The Structure of Both Figures
The pattern is formed from three peaks. The one in the middle must be higher than the other two. This is the basic requirement for the figure.
The basic pattern is formed on a bullish trend. The right and left peaks are called “shoulders”. The high middle peak forms the “head”. The two troughs below, on either side of the middle peak, form the base called the “neckline”. This level later becomes the support level. The breakout or testing of this line will be the main signal for opening a position.
Head and Shoulders Figure
The inverse model completely mirrors the previous pattern. The model appears on a bearish trend. Its “head” is formed by the deepest trough. Its bottom edge is at the extreme low. The two troughs on the right and left are slightly shallower. They form the “shoulders” of the inverse model. The two peaks on either side of the head draw the neckline that forms the resistance level. Its breakout will be the main signal to enter the trade.
Inverse Head and Shoulders Figure
Trading Strategy
If you are lucky enough to catch the formation of this pattern, then there are several important rules to follow. This is the only way you can get high profits instead of significant losses.
Our pattern gives two main signals:
- Breakout signal. For the base model, this will be a breakout of support at the neckline. Open a sell trade. For an inverse pattern, breaking the resistance at the neckline gives a buy signal. You can prepare in advance for this signal at the end of the second shoulder formation.
- Pullback to the neckline. Price often returns to this level for retesting. It is necessary to wait for a bounce from the line. For the basic pattern, when the price bounces from the resistance, open a short position. For the inverted model, price bounces up from the support at the neckline. This is a signal to open a long position.
Everything is clear with the open level. Let's define an exit point. The distance to your Take Profit should be equal to the distance from the neckline to the high or low of the head (depending on the pattern type). If you don’t use TP (which I strongly advise you not to do), then you should constantly monitor your position. This is the only way you can protect your profits.

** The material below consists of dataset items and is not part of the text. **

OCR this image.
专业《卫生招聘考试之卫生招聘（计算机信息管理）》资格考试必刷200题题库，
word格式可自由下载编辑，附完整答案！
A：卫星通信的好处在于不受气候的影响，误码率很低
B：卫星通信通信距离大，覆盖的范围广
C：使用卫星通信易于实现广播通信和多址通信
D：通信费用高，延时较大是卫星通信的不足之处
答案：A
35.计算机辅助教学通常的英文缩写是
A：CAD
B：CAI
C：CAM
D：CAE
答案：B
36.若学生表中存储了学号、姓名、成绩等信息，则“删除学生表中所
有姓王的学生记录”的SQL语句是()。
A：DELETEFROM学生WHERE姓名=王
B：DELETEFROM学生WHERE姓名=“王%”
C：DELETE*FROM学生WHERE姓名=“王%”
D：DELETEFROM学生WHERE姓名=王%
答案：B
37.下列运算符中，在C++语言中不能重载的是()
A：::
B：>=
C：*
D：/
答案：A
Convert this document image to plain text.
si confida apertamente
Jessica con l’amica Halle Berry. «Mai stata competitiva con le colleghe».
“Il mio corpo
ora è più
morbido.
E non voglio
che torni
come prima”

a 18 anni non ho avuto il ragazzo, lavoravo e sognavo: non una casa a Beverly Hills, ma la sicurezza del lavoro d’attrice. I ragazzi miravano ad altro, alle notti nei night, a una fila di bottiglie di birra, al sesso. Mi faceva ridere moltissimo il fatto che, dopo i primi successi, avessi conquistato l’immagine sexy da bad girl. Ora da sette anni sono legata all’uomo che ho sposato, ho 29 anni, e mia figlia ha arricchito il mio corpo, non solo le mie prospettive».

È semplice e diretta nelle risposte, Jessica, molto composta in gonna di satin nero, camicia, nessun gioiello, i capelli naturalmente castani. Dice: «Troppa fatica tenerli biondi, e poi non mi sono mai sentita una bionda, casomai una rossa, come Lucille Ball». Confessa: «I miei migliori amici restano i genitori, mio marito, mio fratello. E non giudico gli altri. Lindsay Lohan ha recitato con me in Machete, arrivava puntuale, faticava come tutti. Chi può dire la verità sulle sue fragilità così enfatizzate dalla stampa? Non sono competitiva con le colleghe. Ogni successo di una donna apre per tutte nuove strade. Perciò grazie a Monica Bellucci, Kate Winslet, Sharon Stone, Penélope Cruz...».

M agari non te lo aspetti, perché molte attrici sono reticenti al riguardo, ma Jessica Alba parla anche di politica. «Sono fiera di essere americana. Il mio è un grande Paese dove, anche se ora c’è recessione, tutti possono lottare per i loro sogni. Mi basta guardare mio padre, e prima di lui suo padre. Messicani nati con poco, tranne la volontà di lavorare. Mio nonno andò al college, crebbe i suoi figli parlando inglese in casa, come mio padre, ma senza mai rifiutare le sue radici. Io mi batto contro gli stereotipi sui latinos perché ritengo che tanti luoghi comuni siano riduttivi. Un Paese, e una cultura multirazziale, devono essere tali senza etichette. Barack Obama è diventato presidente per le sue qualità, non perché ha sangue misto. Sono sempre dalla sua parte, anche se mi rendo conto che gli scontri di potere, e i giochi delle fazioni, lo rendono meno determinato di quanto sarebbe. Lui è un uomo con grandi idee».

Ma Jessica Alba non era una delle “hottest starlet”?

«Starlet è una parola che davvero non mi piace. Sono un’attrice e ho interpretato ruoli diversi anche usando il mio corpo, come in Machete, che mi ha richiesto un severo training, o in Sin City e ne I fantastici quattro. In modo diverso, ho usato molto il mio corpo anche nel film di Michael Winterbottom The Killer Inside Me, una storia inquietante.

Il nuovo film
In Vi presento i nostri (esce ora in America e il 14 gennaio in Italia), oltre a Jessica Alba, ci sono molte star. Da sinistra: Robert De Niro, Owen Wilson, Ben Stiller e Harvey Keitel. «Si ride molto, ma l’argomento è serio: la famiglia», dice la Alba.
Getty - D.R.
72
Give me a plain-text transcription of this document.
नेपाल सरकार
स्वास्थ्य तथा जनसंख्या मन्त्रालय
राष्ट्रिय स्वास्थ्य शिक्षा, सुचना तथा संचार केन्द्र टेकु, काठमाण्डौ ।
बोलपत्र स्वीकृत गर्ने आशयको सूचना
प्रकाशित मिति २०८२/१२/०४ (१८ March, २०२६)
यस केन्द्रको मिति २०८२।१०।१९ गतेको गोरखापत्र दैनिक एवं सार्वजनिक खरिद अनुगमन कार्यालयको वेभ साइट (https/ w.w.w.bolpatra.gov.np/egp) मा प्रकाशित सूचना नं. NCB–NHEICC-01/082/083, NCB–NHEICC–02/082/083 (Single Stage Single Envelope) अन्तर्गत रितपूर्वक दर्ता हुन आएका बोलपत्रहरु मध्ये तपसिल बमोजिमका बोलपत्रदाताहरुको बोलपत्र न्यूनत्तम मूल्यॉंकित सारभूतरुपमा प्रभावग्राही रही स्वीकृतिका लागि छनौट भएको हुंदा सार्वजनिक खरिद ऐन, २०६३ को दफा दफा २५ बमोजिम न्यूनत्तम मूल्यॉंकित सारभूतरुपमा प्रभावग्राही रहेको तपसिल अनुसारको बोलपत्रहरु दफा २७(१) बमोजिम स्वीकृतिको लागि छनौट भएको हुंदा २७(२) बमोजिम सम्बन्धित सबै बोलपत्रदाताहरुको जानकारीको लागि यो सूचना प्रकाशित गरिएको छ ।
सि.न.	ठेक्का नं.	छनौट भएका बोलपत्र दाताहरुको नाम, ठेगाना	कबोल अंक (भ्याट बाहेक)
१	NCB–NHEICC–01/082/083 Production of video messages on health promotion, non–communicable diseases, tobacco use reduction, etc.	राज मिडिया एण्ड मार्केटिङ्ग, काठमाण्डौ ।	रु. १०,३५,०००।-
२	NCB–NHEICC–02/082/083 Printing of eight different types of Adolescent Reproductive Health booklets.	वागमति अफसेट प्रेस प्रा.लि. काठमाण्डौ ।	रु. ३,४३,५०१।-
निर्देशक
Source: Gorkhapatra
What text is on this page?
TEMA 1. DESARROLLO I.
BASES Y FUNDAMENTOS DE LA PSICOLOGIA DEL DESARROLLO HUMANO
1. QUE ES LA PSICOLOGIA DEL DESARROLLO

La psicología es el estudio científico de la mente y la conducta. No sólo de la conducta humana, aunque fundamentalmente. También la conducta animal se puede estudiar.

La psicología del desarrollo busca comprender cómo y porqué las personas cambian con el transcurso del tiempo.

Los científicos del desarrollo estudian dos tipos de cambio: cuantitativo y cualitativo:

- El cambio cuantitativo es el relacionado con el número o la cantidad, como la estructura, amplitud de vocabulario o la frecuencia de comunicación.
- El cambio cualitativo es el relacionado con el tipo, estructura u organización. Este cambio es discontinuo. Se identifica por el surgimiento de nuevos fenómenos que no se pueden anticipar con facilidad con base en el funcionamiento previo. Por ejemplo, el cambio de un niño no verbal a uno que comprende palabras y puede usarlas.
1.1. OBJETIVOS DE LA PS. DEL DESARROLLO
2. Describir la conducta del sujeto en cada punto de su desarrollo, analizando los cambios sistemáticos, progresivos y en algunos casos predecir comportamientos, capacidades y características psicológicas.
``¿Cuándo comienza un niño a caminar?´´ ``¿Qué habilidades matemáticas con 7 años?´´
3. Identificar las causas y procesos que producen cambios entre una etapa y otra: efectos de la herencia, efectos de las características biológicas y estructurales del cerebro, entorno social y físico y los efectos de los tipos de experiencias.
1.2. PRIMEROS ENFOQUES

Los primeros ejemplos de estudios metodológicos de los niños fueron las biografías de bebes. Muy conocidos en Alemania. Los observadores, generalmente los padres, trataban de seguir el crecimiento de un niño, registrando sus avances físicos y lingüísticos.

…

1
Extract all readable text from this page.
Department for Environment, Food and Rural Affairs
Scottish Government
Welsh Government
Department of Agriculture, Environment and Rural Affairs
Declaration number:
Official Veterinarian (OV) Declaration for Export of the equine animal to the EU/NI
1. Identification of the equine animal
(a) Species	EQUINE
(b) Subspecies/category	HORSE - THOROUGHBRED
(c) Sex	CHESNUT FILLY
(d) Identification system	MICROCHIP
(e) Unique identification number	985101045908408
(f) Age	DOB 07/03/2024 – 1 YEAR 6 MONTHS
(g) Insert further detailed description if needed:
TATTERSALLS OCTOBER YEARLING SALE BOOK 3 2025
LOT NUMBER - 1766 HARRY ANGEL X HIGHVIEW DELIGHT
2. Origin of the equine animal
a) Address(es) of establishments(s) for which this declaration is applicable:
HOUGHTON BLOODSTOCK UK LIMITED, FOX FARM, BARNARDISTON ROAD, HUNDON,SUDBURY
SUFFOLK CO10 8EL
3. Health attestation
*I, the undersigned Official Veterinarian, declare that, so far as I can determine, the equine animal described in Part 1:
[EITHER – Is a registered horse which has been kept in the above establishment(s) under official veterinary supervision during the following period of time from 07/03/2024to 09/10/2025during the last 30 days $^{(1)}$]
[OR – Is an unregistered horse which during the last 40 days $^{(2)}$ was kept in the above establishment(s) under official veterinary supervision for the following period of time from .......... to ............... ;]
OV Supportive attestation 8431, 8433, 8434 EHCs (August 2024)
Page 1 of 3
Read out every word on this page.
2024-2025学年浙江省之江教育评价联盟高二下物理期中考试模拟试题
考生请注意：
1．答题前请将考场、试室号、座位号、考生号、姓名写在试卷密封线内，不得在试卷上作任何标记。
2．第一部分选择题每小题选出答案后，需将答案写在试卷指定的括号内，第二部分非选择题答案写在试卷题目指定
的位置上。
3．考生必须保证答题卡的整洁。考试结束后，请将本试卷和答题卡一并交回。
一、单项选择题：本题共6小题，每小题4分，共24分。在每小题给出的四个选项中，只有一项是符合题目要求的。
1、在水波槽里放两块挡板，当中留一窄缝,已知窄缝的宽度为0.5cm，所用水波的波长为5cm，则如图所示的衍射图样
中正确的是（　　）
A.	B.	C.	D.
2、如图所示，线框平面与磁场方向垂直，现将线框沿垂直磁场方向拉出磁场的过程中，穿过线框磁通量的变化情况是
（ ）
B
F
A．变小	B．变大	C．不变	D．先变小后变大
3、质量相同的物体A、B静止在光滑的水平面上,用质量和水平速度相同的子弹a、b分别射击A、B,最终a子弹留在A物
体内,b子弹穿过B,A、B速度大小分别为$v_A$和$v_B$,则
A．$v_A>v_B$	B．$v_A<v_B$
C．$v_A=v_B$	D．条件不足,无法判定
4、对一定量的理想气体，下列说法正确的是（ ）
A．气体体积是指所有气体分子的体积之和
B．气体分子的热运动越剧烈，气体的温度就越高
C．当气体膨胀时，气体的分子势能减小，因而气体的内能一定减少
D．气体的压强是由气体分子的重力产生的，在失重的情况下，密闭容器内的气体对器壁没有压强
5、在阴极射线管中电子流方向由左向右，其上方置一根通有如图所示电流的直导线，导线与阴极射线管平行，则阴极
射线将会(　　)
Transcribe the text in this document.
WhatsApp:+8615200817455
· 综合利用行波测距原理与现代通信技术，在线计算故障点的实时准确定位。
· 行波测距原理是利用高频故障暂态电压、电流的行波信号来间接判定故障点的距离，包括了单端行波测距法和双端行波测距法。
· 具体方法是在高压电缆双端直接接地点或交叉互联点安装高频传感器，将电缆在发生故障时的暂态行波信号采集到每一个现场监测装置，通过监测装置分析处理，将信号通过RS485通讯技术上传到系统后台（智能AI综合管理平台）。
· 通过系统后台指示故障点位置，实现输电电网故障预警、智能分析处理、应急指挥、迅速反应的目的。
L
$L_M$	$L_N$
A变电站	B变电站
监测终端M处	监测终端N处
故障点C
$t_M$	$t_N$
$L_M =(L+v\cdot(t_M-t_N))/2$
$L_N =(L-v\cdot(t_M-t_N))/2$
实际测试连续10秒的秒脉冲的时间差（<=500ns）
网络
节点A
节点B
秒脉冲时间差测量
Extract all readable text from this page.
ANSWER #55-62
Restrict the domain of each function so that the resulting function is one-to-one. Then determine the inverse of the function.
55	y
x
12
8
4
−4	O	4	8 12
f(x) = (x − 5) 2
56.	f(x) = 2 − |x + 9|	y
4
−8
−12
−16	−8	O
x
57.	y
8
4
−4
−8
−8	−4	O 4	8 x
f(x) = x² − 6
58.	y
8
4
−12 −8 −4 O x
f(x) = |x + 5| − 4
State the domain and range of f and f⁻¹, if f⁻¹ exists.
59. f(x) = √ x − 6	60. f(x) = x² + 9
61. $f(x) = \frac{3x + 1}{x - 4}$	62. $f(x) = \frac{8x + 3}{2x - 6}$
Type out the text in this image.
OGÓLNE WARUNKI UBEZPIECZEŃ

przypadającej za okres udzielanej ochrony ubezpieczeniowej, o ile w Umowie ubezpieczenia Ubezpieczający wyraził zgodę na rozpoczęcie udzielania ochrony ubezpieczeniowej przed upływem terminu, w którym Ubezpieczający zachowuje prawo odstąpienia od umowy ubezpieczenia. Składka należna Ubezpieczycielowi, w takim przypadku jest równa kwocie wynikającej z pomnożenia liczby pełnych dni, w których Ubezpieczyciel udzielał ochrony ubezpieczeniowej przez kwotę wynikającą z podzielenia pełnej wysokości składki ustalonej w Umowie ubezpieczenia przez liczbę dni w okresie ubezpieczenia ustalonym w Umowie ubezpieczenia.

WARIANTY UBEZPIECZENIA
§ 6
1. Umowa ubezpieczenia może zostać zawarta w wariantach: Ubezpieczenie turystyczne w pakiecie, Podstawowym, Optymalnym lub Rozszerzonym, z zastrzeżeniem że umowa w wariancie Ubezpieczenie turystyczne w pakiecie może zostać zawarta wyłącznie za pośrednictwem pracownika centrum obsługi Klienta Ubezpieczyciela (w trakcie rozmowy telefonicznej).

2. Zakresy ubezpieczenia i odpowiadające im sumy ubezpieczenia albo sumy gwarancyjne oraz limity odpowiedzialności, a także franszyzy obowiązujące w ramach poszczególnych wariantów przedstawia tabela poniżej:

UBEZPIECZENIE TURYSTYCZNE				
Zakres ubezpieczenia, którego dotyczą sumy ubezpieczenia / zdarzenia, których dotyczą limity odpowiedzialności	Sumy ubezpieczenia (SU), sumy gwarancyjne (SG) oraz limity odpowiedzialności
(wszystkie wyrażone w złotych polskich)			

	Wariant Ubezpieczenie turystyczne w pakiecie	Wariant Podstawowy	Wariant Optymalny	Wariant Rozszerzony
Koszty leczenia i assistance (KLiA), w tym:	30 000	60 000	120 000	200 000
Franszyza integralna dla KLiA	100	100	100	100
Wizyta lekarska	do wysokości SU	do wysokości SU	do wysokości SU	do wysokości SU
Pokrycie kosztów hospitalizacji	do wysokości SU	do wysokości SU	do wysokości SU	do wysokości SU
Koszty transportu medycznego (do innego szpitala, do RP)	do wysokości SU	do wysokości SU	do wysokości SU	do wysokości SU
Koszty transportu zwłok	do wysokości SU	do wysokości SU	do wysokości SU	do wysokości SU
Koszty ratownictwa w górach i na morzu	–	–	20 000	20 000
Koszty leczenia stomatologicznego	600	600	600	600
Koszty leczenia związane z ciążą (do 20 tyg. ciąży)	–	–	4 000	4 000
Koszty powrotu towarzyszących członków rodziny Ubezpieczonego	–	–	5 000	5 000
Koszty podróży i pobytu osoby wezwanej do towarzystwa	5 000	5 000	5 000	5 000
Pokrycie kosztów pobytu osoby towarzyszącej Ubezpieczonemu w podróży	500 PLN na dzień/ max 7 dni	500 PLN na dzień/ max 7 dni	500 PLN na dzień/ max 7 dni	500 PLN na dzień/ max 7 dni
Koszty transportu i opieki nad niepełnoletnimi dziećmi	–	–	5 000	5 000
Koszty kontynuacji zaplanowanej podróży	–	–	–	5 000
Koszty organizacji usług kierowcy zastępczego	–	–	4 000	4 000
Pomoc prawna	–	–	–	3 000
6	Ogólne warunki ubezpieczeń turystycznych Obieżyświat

For the basic pattern, set the Stop Loss right above the neckline. Set it just below this level for the inverse model.
Remember that price often returns to the neckline for retesting. Don't panic. The market will most likely turn in the right direction again. Otherwise, you have your Stop Loss set.
The Pattern on the Chart
Additional Confirmation of Signals
There are several ways to confirm our pattern even during formation:
- You can use candlestick patterns on the highs and lows of the figure. For example, the appearance of a Doji at the top of the right shoulder indicates that the bulls are no longer able to push the price up. Uncertainty reigns in the market. Soon the chart will begin to fall and complete the formation of the pattern.
- You might also track the trading volumes using special indicators. As a rule, during the formation of the left side of the “head”, the trading volumes fall as the bulls lose strength. When the right side is formed, the volumes grow as the bears are actively entering the game. When the price passes the peak of the right shoulder, volumes reach their maximum which leads to the breakout of the support level at the neckline.
- Use the oscillators (for example, the RSI indicator). When the price leaves the overbought zone, the chart is likely to go down. This usually occurs around the peak of the second shoulder. In case of an inverse pattern, the oscillator will show leaving the oversold zone which gives a buy signal.
Both types of the pattern give fairly accurate signals that you can easily confirm in several more ways. This model doesn’t appear on the market often. Don't miss the opportunity to open a trade if you manage to catch it.
If you come across a figure with asymmetrical shoulders (which is much more common than the base model), make sure the neckline is horizontal and the head forms the largest peak.
That’s all you should know about this pattern. Good luck with trading!